Alrighty then. Above is a compilation of your posts in this thread.....your thread. Shall I also highlight the answers to all of these that apply, or are you capable of reading through this stuff yourself?

Your question as the thread title states, "best ATV".....I think plenty of people have expressed their choice..........

As for the other stuff....not everyone knows....hence can't offer a response.

You still need to chill out and take a breather.


----------



## sublime68charge (Dec 28, 2007)

Whitehead;661728 said:


> I see nothing but crappy pictures... I Clean up all my pictures with picassa...
> 
> Now can someone, ANYONE answer my questions...


Pot Kettle Black

your looking for the Best Plow ATV, yet you dont give parameters to your plowing enviroment.
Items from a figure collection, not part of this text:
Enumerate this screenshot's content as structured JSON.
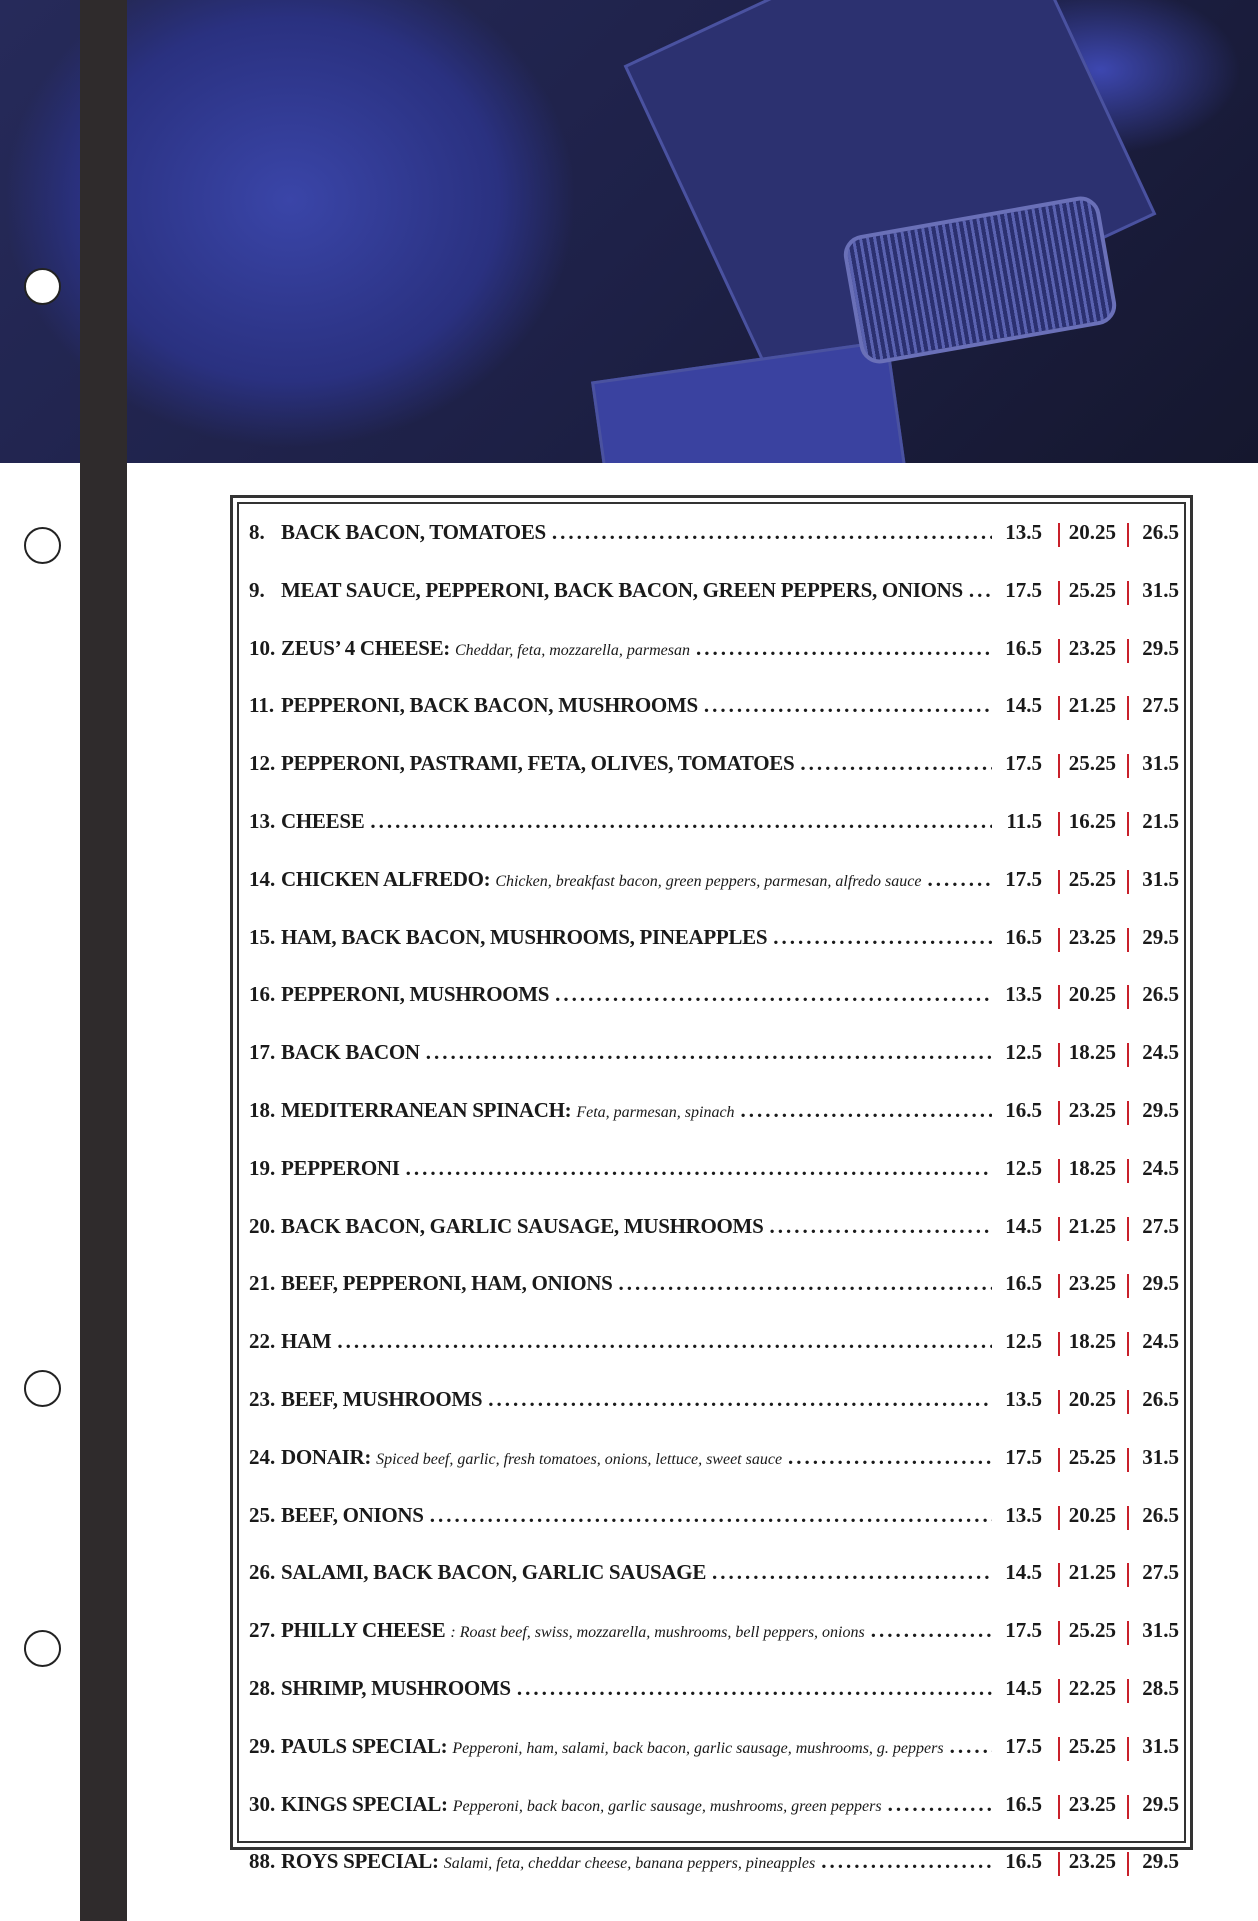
{
  "menu": {
    "items": [
      {
        "num": "8.",
        "name": "BACK BACON, TOMATOES",
        "desc": "",
        "prices": [
          "13.5",
          "20.25",
          "26.5"
        ]
      },
      {
        "num": "9.",
        "name": "MEAT SAUCE, PEPPERONI, BACK BACON, GREEN PEPPERS, ONIONS",
        "desc": "",
        "prices": [
          "17.5",
          "25.25",
          "31.5"
        ]
      },
      {
        "num": "10.",
        "name": "ZEUS’ 4 CHEESE:",
        "desc": "Cheddar, feta, mozzarella, parmesan",
        "prices": [
          "16.5",
          "23.25",
          "29.5"
        ]
      },
      {
        "num": "11.",
        "name": "PEPPERONI, BACK BACON, MUSHROOMS",
        "desc": "",
        "prices": [
          "14.5",
          "21.25",
          "27.5"
        ]
      },
      {
        "num": "12.",
        "name": "PEPPERONI, PASTRAMI, FETA, OLIVES, TOMATOES",
        "desc": "",
        "prices": [
          "17.5",
          "25.25",
          "31.5"
        ]
      },
      {
        "num": "13.",
        "name": "CHEESE",
        "desc": "",
        "prices": [
          "11.5",
          "16.25",
          "21.5"
        ]
      },
      {
        "num": "14.",
        "name": "CHICKEN ALFREDO:",
        "desc": "Chicken, breakfast bacon, green peppers, parmesan, alfredo sauce",
        "prices": [
          "17.5",
          "25.25",
          "31.5"
        ]
      },
      {
        "num": "15.",
        "name": "HAM, BACK BACON, MUSHROOMS, PINEAPPLES",
        "desc": "",
        "prices": [
          "16.5",
          "23.25",
          "29.5"
        ]
      },
      {
        "num": "16.",
        "name": "PEPPERONI, MUSHROOMS",
        "desc": "",
        "prices": [
          "13.5",
          "20.25",
          "26.5"
        ]
      },
      {
        "num": "17.",
        "name": "BACK BACON",
        "desc": "",
        "prices": [
          "12.5",
          "18.25",
          "24.5"
        ]
      },
      {
        "num": "18.",
        "name": "MEDITERRANEAN SPINACH:",
        "desc": "Feta, parmesan, spinach",
        "prices": [
          "16.5",
          "23.25",
          "29.5"
        ]
      },
      {
        "num": "19.",
        "name": "PEPPERONI",
        "desc": "",
        "prices": [
          "12.5",
          "18.25",
          "24.5"
        ]
      },
      {
        "num": "20.",
        "name": "BACK BACON, GARLIC SAUSAGE, MUSHROOMS",
        "desc": "",
        "prices": [
          "14.5",
          "21.25",
          "27.5"
        ]
      },
      {
        "num": "21.",
        "name": "BEEF, PEPPERONI, HAM, ONIONS",
        "desc": "",
        "prices": [
          "16.5",
          "23.25",
          "29.5"
        ]
      },
      {
        "num": "22.",
        "name": "HAM",
        "desc": "",
        "prices": [
          "12.5",
          "18.25",
          "24.5"
        ]
      },
      {
        "num": "23.",
        "name": "BEEF, MUSHROOMS",
        "desc": "",
        "prices": [
          "13.5",
          "20.25",
          "26.5"
        ]
      },
      {
        "num": "24.",
        "name": "DONAIR:",
        "desc": "Spiced beef, garlic, fresh tomatoes, onions, lettuce, sweet sauce",
        "prices": [
          "17.5",
          "25.25",
          "31.5"
        ]
      },
      {
        "num": "25.",
        "name": "BEEF, ONIONS",
        "desc": "",
        "prices": [
          "13.5",
          "20.25",
          "26.5"
        ]
      },
      {
        "num": "26.",
        "name": "SALAMI, BACK BACON, GARLIC SAUSAGE",
        "desc": "",
        "prices": [
          "14.5",
          "21.25",
          "27.5"
        ]
      },
      {
        "num": "27.",
        "name": "PHILLY CHEESE",
        "desc": ": Roast beef, swiss, mozzarella, mushrooms, bell peppers, onions",
        "prices": [
          "17.5",
          "25.25",
          "31.5"
        ]
      },
      {
        "num": "28.",
        "name": "SHRIMP, MUSHROOMS",
        "desc": "",
        "prices": [
          "14.5",
          "22.25",
          "28.5"
        ]
      },
      {
        "num": "29.",
        "name": "PAULS SPECIAL:",
        "desc": "Pepperoni, ham, salami, back bacon, garlic sausage, mushrooms, g. peppers",
        "prices": [
          "17.5",
          "25.25",
          "31.5"
        ]
      },
      {
        "num": "30.",
        "name": "KINGS SPECIAL:",
        "desc": "Pepperoni, back bacon, garlic sausage, mushrooms, green peppers",
        "prices": [
          "16.5",
          "23.25",
          "29.5"
        ]
      },
      {
        "num": "88.",
        "name": "ROYS SPECIAL:",
        "desc": "Salami, feta, cheddar cheese, banana peppers, pineapples",
        "prices": [
          "16.5",
          "23.25",
          "29.5"
        ]
      }
    ]
  },
  "colors": {
    "separator": "#c8202a",
    "photo_tint": "#2a3180",
    "binder_strip": "#2f2b2c"
  }
}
maybe a Pic of your plow area, Diveway and sidewalks combo of both are you doing lots of shuttling or plowing for 500 yards and turning around go back?
the only crappy pic I saw was of the ATV you posted one angle and blurred and thats it.
some of the other's are at dusk granted but there multiple angle's and if you've done some reading on this thread you'd know there's way more of those members ATV around this side of the forum

as far as your 400 2 stroker better have your shovel handy. 
Gen 1 Polaris are not what I''d call work horse machines, A great Thrill on the trail yes but to take the steady pounding of plowing?
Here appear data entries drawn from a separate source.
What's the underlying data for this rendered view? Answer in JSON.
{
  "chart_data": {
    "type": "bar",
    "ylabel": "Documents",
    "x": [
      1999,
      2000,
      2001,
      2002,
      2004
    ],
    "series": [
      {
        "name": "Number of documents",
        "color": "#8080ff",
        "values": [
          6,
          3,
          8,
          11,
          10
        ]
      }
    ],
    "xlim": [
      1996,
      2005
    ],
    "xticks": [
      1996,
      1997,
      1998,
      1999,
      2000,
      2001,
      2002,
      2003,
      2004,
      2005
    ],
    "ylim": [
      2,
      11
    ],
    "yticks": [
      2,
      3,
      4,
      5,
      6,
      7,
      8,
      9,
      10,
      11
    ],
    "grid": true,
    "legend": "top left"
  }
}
not from what I have read.

look around hear Honda's and Cat's for the Most part and then 2000 or better for a Polaris
if that's your boat I don't know of 1 member with a Gen 1 Polaris wonder why that is?

sublime out


----------



## Zach (Nov 19, 2008)

Here are some pics as requested (not really) by hondarecon4435...
and if you dont think this pertains to the topic of this thread then, this is the best ATV

and sorry these pictures arent photoshopped so sheild youre eyes Whitehead

a pic of the back strobes










The strobe conrol box ( I think the picture illustrates the location pretty well)










A closeup on a strobe










front


----------



## Zach (Nov 19, 2008)

the foglight switch is the one to the right of the key










very crowded batterie terminal


----------



## skywagon (Nov 13, 2008)

Whitehead;661728 said:


> I see nothing but crappy pictures... I Clean up all my pictures with picassa...
> 
> Now can someone, ANYONE answer my questions...
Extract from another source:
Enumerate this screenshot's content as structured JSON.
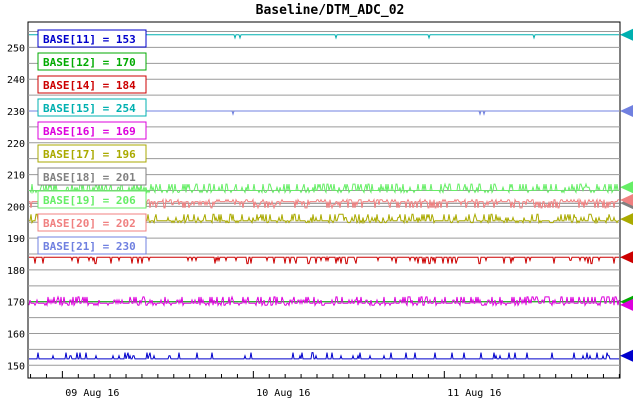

Who pissed in your breakfast food??? ROTFFLMAO


----------



## skywagon (Nov 13, 2008)

Nice pics Zack!!!!!


----------



## hondarecon4435 (Mar 13, 2008)

yea nice pics. looks like you are new to wiring but you did a pretty good job. just make sure everything is WATERPROOF because if it isnt the first time it gets wet it's done. also i dont know what you did to waterproof that control box but just make sure that the switches and everything cant get water in them also you may want to put a rubber boot over that toggle switch to make it waterproof. i know from experience that red switch you have on the pod isn't going to last you may want to replace it with a waterproof switch before you plow.


----------



## Whitehead (Nov 15, 2008)

*Here is a doctored pic that looked almost black to me...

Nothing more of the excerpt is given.